Yoga: Yoga is credited with many benefits to general wellbeing and for fertility as well. For me, it’s been a really great way to connect with my root and sacral chakra energy centres, loosen stiff and tight hips, release lower back pain. It helps with stagnant flow and to ease my blood clots (although since working with my Fertility Naturopath over the last year I struggle less with this sort clots and pain). Overall, leaves me feeling light, grounded and emotionally balanced. A couple of my favourite go-to yoga videos for this phase of my cycle are Brett Larkin’s ‘Yoga for Pain & Period Cramps’ and ‘Yoga for Fertility’.
Womb Healing Meditations: Since the uterus is shedding what it no longer needs it seems the perfect time do some womb healing and clear the energy in my womb space. There are various ways in which you can approach womb healing exercises. I tend in use visual meditations, reiki healing to clear my sacral and energetic womb space, crystal healing and colour therapy and self-fertility massage. I’ve also incorporated the mantra given to me when I received the Munay Ki womb rites training a few years back, which is : “The womb is not a place to store pain and fear. The womb is a place to create and give birth to new life.” Working with this mantra has been helpful in allowing me to release pain, fear and negative emotions that I project onto my feminine self. So it’s worth taking some time explore what you feel drawn to and experiment with what works for you.
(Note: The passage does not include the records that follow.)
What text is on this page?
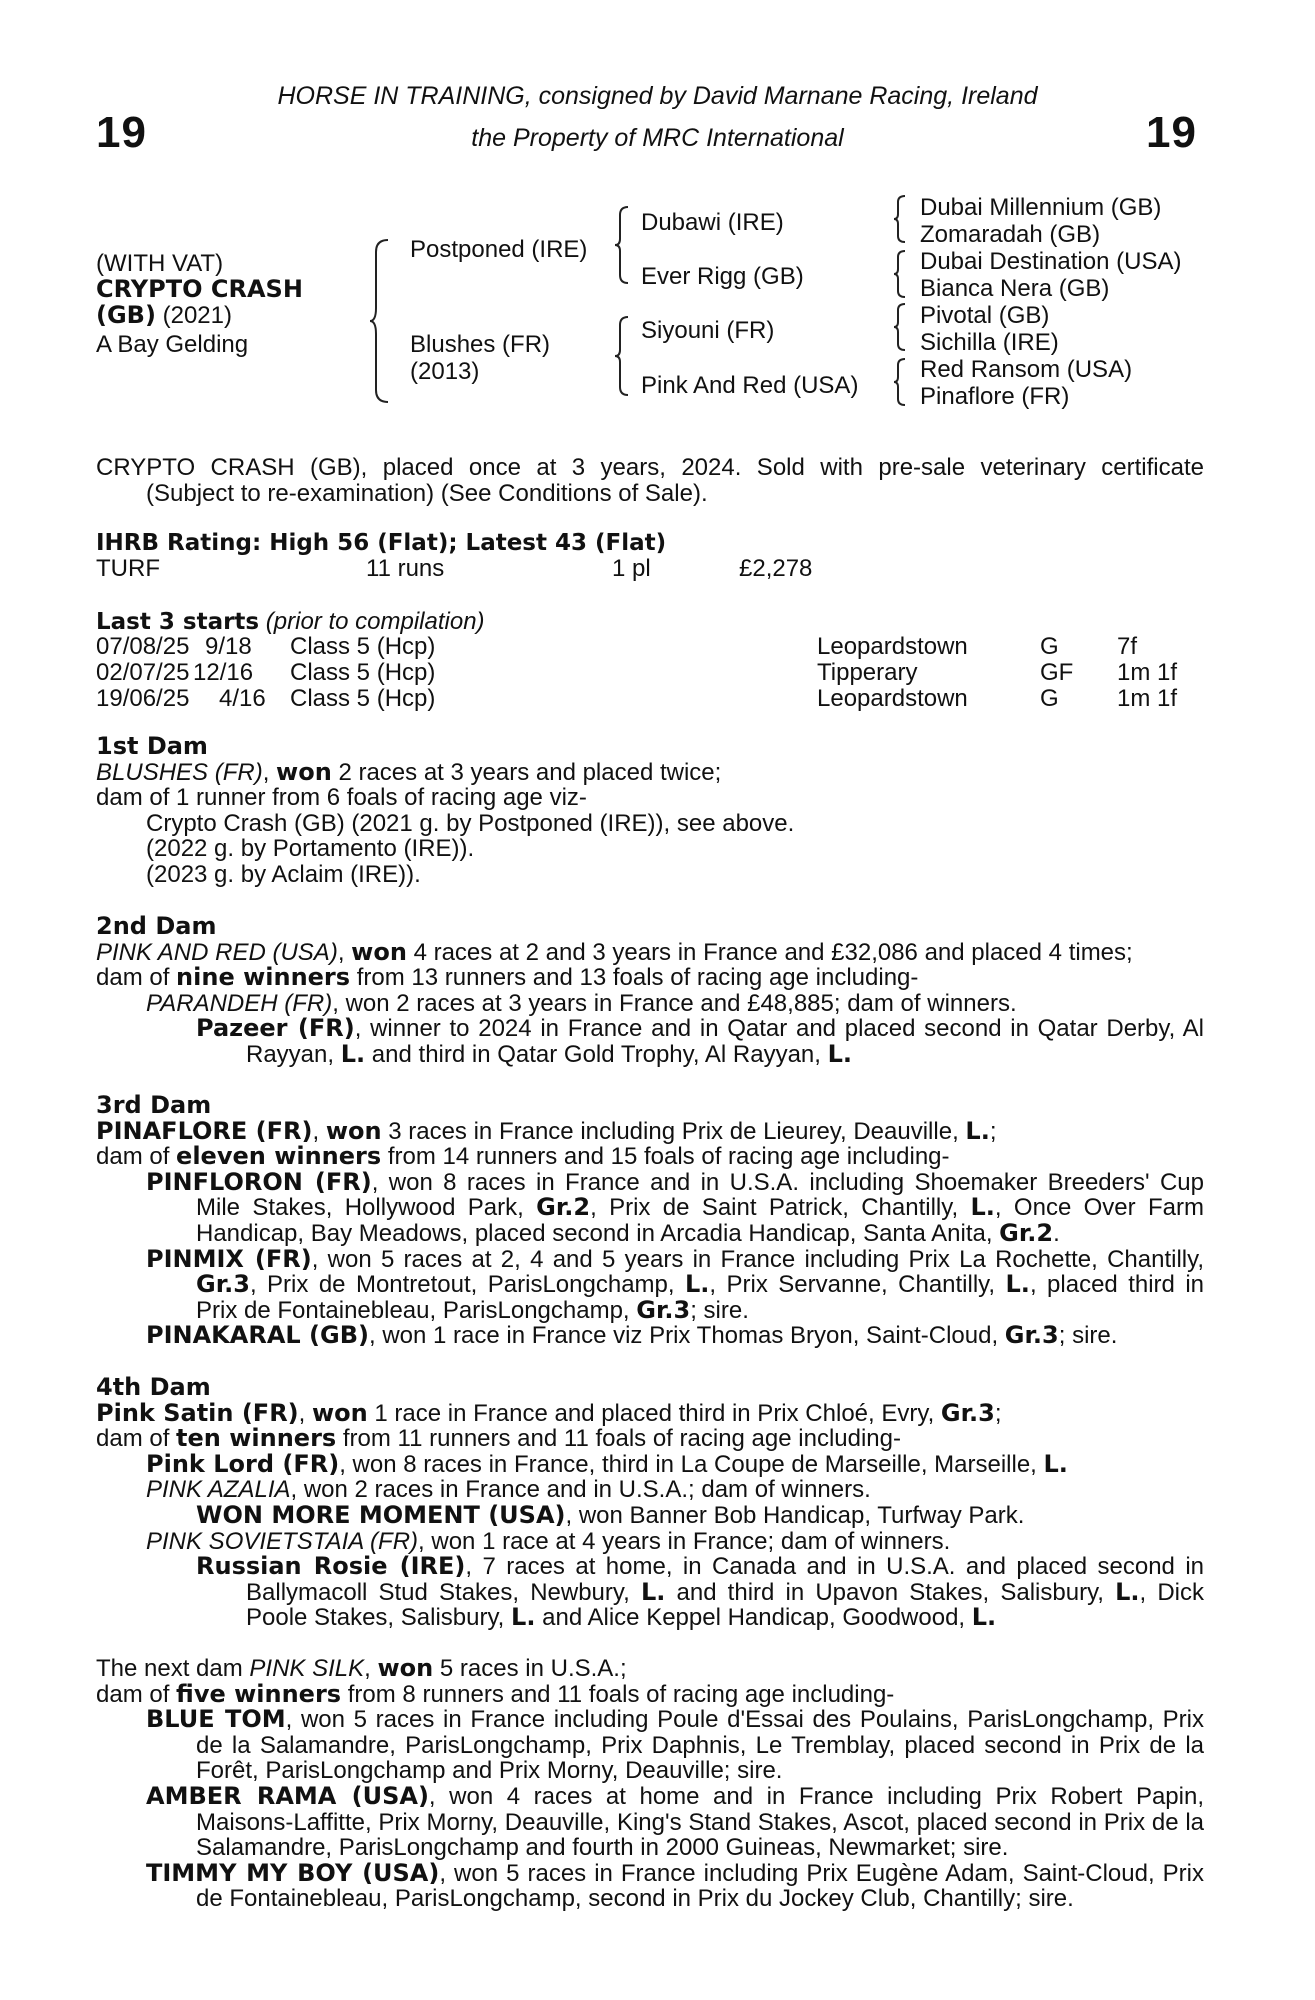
19	19
HORSE IN TRAINING, consigned by David Marnane Racing, Ireland
the Property of MRC International
(WITH VAT)
CRYPTO CRASH
(GB) (2021)
A Bay Gelding
Postponed (IRE)
Blushes (FR)
(2013)
Dubawi (IRE)
Ever Rigg (GB)
Siyouni (FR)
Pink And Red (USA)
Dubai Millennium (GB)
Zomaradah (GB)
Dubai Destination (USA)
Bianca Nera (GB)
Pivotal (GB)
Sichilla (IRE)
Red Ransom (USA)
Pinaflore (FR)
CRYPTO CRASH (GB), placed once at 3 years, 2024. Sold with pre-sale veterinary certificate
(Subject to re-examination) (See Conditions of Sale).
IHRB Rating: High 56 (Flat); Latest 43 (Flat)
TURF	11 runs	1 pl	£2,278
Last 3 starts (prior to compilation)
07/08/25 9/18 Class 5 (Hcp)	Leopardstown	G 7f
02/07/25 12/16 Class 5 (Hcp)	Tipperary	GF 1m 1f
19/06/25 4/16 Class 5 (Hcp)	Leopardstown	G 1m 1f

1st Dam

BLUSHES (FR), won 2 races at 3 years and placed twice;

dam of 1 runner from 6 foals of racing age viz-

Crypto Crash (GB) (2021 g. by Postponed (IRE)), see above.

(2022 g. by Portamento (IRE)).

(2023 g. by Aclaim (IRE)).

2nd Dam

PINK AND RED (USA), won 4 races at 2 and 3 years in France and £32,086 and placed 4 times;

dam of nine winners from 13 runners and 13 foals of racing age including-

PARANDEH (FR), won 2 races at 3 years in France and £48,885; dam of winners.

Pazeer (FR), winner to 2024 in France and in Qatar and placed second in Qatar Derby, Al Rayyan, L. and third in Qatar Gold Trophy, Al Rayyan, L.

3rd Dam

PINAFLORE (FR), won 3 races in France including Prix de Lieurey, Deauville, L.;

dam of eleven winners from 14 runners and 15 foals of racing age including-

PINFLORON (FR), won 8 races in France and in U.S.A. including Shoemaker Breeders' Cup Mile Stakes, Hollywood Park, Gr.2, Prix de Saint Patrick, Chantilly, L., Once Over Farm Handicap, Bay Meadows, placed second in Arcadia Handicap, Santa Anita, Gr.2.

PINMIX (FR), won 5 races at 2, 4 and 5 years in France including Prix La Rochette, Chantilly, Gr.3, Prix de Montretout, ParisLongchamp, L., Prix Servanne, Chantilly, L., placed third in Prix de Fontainebleau, ParisLongchamp, Gr.3; sire.

PINAKARAL (GB), won 1 race in France viz Prix Thomas Bryon, Saint-Cloud, Gr.3; sire.

4th Dam

Pink Satin (FR), won 1 race in France and placed third in Prix Chloé, Evry, Gr.3;

dam of ten winners from 11 runners and 11 foals of racing age including-

Pink Lord (FR), won 8 races in France, third in La Coupe de Marseille, Marseille, L.

PINK AZALIA, won 2 races in France and in U.S.A.; dam of winners.

WON MORE MOMENT (USA), won Banner Bob Handicap, Turfway Park.

PINK SOVIETSTAIA (FR), won 1 race at 4 years in France; dam of winners.

Russian Rosie (IRE), 7 races at home, in Canada and in U.S.A. and placed second in Ballymacoll Stud Stakes, Newbury, L. and third in Upavon Stakes, Salisbury, L., Dick Poole Stakes, Salisbury, L. and Alice Keppel Handicap, Goodwood, L.

The next dam PINK SILK, won 5 races in U.S.A.;

dam of five winners from 8 runners and 11 foals of racing age including-

BLUE TOM, won 5 races in France including Poule d'Essai des Poulains, ParisLongchamp, Prix de la Salamandre, ParisLongchamp, Prix Daphnis, Le Tremblay, placed second in Prix de la Forêt, ParisLongchamp and Prix Morny, Deauville; sire.

AMBER RAMA (USA), won 4 races at home and in France including Prix Robert Papin, Maisons-Laffitte, Prix Morny, Deauville, King's Stand Stakes, Ascot, placed second in Prix de la Salamandre, ParisLongchamp and fourth in 2000 Guineas, Newmarket; sire.

TIMMY MY BOY (USA), won 5 races in France including Prix Eugène Adam, Saint-Cloud, Prix de Fontainebleau, ParisLongchamp, second in Prix du Jockey Club, Chantilly; sire.
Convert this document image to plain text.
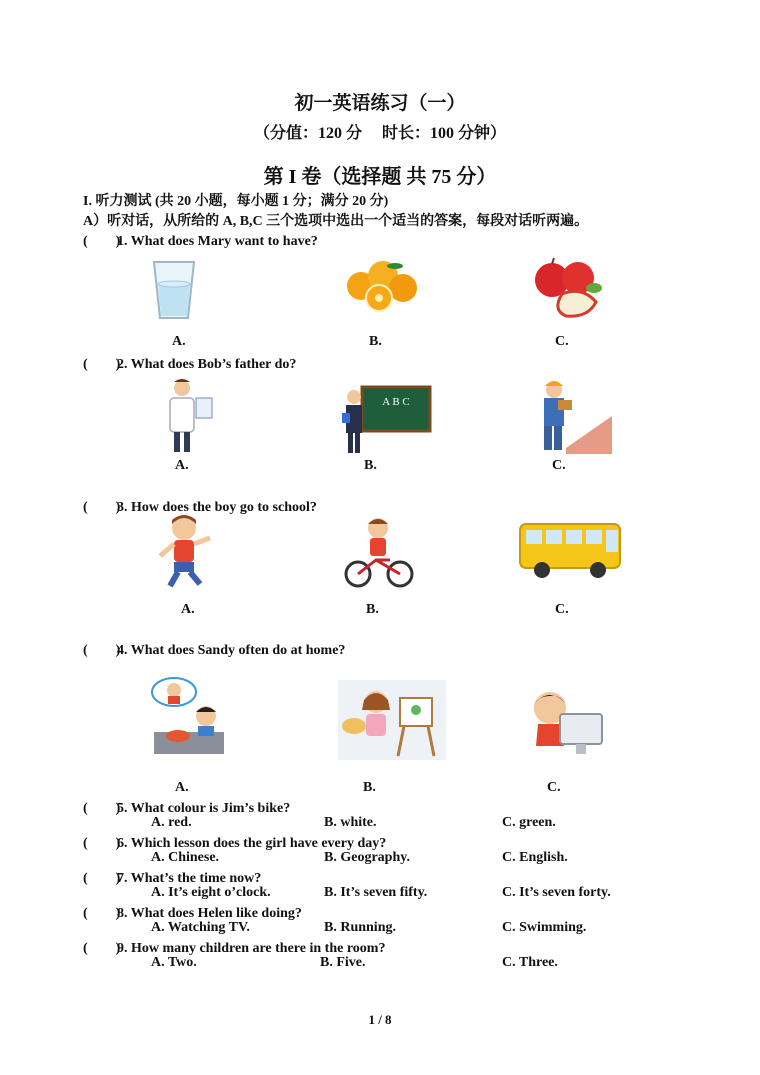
初一英语练习（一）
（分值：120 分　 时长：100 分钟）
第 I 卷（选择题 共 75 分）
I. 听力测试 (共 20 小题，每小题 1 分；满分 20 分)
A）听对话，从所给的 A, B,C 三个选项中选出一个适当的答案，每段对话听两遍。
(　　)1. What does Mary want to have?
A.	B.	C.
(　　)2. What does Bob’s father do?
A B C
A.	B.	C.
(　　)3. How does the boy go to school?
A.	B.	C.
(　　)4. What does Sandy often do at home?
A.	B.	C.
(　　)5. What colour is Jim’s bike?
A. red.	B. white.	C. green.
(　　)6. Which lesson does the girl have every day?
A. Chinese.	B. Geography.	C. English.
(　　)7. What’s the time now?
A. It’s eight o’clock.	B. It’s seven fifty.	C. It’s seven forty.
(　　)8. What does Helen like doing?
A. Watching TV.	B. Running.	C. Swimming.
(　　)9. How many children are there in the room?
A. Two.	B. Five.	C. Three.
1 / 8
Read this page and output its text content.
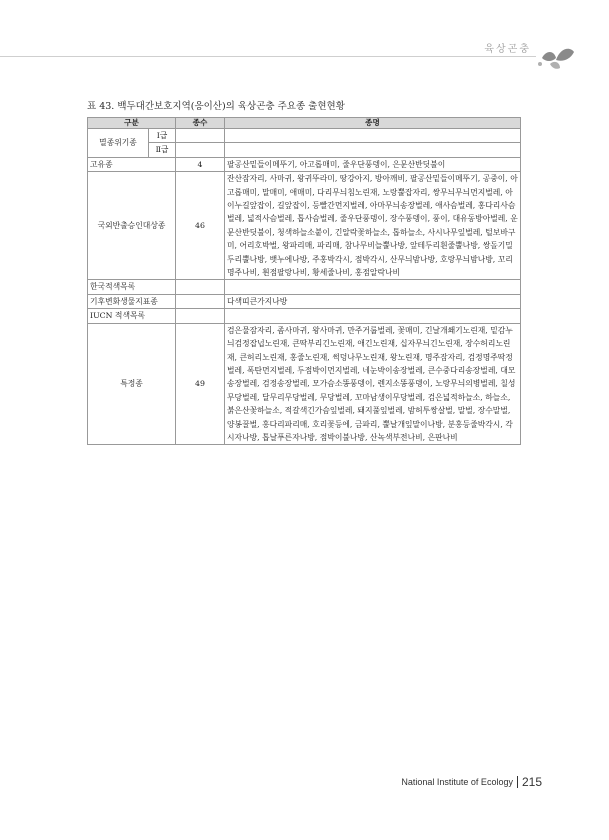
육상곤충
표 43. 백두대간보호지역(응이산)의 육상곤충 주요종 출현현황
구분		종수	종명
멸종위기종	Ⅰ급		
	Ⅱ급		
고유종		4	팔공산밑들이메뚜기, 아고롭매미, 줄우단풍뎅이, 은문산반딧불이
국외반출승인대상종		46	잔산잠자리, 사마귀, 왕귀뚜라미, 땅강아지, 방아깨비, 팔공산밑들이메뚜기, 공중이, 아고롭매미, 말매미, 애매미, 다리무늬침노린재, 노랑뿔잡자리, 쌍무늬무늬먼지벌레, 아이누길앞잡이, 길앞잡이, 등빨간먼지벌레, 아마무늬송장벌레, 애사슴벌레, 홍다리사슴벌레, 넓적사슴벌레, 톱사슴벌레, 줄우단풍뎅이, 장수풍뎅이, 풍이, 대유동방아벌레, 운문산반딧불이, 청색하늘소붙이, 긴알락꽃하늘소, 톱하늘소, 사시나무잎벌레, 털보바구미, 어리호박벌, 왕파리매, 파리매, 참나무비늘뿔나방, 앞테두리흰줄뿔나방, 쌍돌기밀두리뿔나방, 뱃누에나방, 주홍박각시, 점박각시, 산무늬밤나방, 호랑무늬밤나방, 꼬리명주나비, 휜점팔랑나비, 황세줄나비, 홍점알락나비
한국적색목록			
기후변화생물지표종			다색띠큰가지나방
IUCN 적색목록			
특정종		49	검은물잠자리, 좀사마귀, 왕사마귀, 만주거룹벌레, 꽃매미, 긴날개쐐기노린재, 밑감누늬검정잡넙노린재, 큰딱부리긴노린재, 애긴노린재, 십자무늬긴노린재, 장수허리노린재, 큰허리노린재, 홍줄노린재, 썩덩나무노린재, 왕노린재, 명주잠자리, 검정명주딱정벌레, 폭탄먼지벌레, 두점박이먼지벌레, 네눈박이송장벌레, 큰수중다리송장벌레, 대모송장벌레, 검정송장벌레, 모가슴소똥풍뎅이, 렌지소똥풍뎅이, 노랑무늬의병벌레, 칠성무당벌레, 달무리무당벌레, 무당벌레, 꼬마남생이무당벌레, 검은넓적하늘소, 하늘소, 붉은산꽃하늘소, 적갈색긴가슴잎벌레, 돼지풀잎벌레, 밤허투쌍살벌, 말벌, 장수말벌, 양봉꿀벌, 홍다리파리매, 호리꽃등에, 금파리, 뿔날개잎말이나방, 분홍등줄박각시, 각시자나방, 톱날푸른자나방, 점박이불나방, 산녹색부전나비, 은판나비
National Institute of Ecology 215
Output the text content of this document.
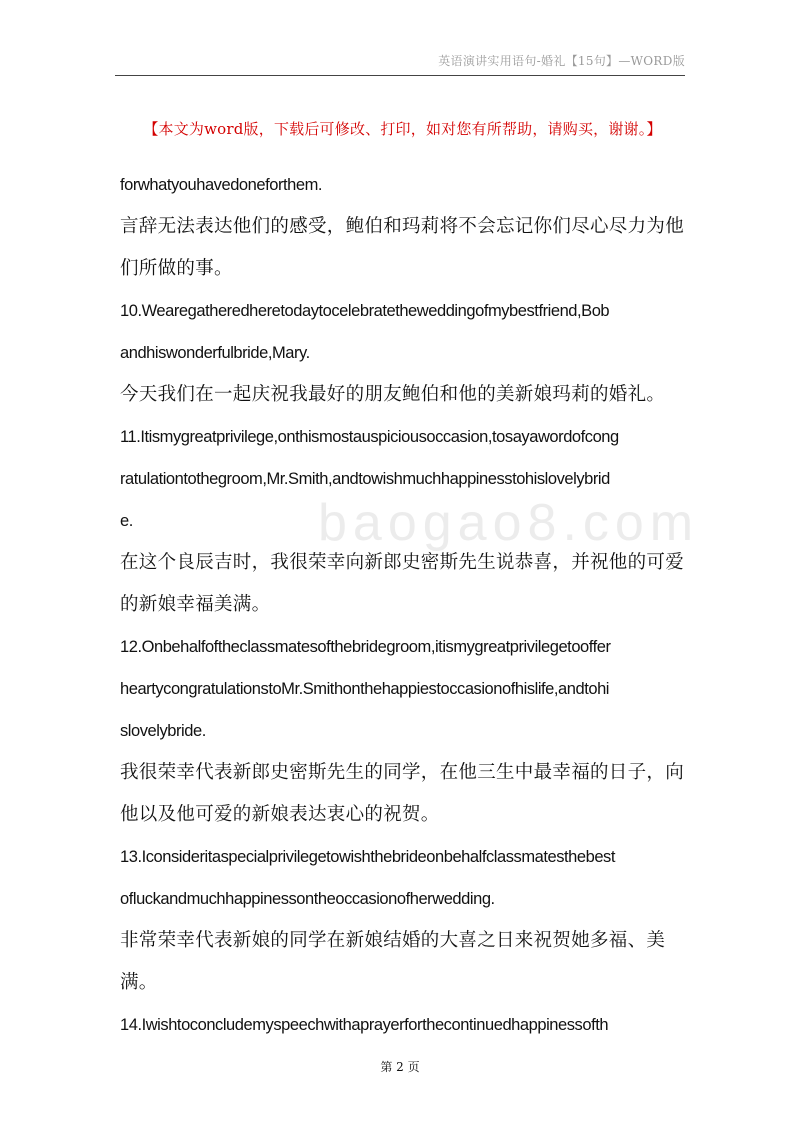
英语演讲实用语句-婚礼【15句】—WORD版
【本文为word版，下载后可修改、打印，如对您有所帮助，请购买，谢谢。】
baogao8.com
forwhatyouhavedoneforthem.
言辞无法表达他们的感受，鲍伯和玛莉将不会忘记你们尽心尽力为他
们所做的事。
10.Wearegatheredheretodaytocelebratetheweddingofmybestfriend,Bob
andhiswonderfulbride,Mary.
今天我们在一起庆祝我最好的朋友鲍伯和他的美新娘玛莉的婚礼。
11.Itismygreatprivilege,onthismostauspiciousoccasion,tosayawordofcong
ratulationtothegroom,Mr.Smith,andtowishmuchhappinesstohislovelybrid
e.
在这个良辰吉时，我很荣幸向新郎史密斯先生说恭喜，并祝他的可爱
的新娘幸福美满。
12.Onbehalfoftheclassmatesofthebridegroom,itismygreatprivilegetooffer
heartycongratulationstoMr.Smithonthehappiestoccasionofhislife,andtohi
slovelybride.
我很荣幸代表新郎史密斯先生的同学，在他三生中最幸福的日子，向
他以及他可爱的新娘表达衷心的祝贺。
13.Iconsideritaspecialprivilegetowishthebrideonbehalfclassmatesthebest
ofluckandmuchhappinessontheoccasionofherwedding.
非常荣幸代表新娘的同学在新娘结婚的大喜之日来祝贺她多福、美
满。
14.Iwishtoconcludemyspeechwithaprayerforthecontinuedhappinessofth
第 2 页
If you like, here is a ‘3-Minute Womb Breathing Meditation’ try out:
Sit or lie down in a comfortable position and allow yourself to relax. Take a few deep breaths, in and out. Place your hands on you lower abdomen/pelvic area beneath your belly button. Now, breathing deeply, draw your breath into your womb space and visualize loving light and healing energy flowing in as you do. Release any tension stored in this space on the exhale. Spend a few moments practising this visualization, breathing into your womb space, sending love to your ovaries, your uterus, your pelvic bowl and releasing any tension from this space.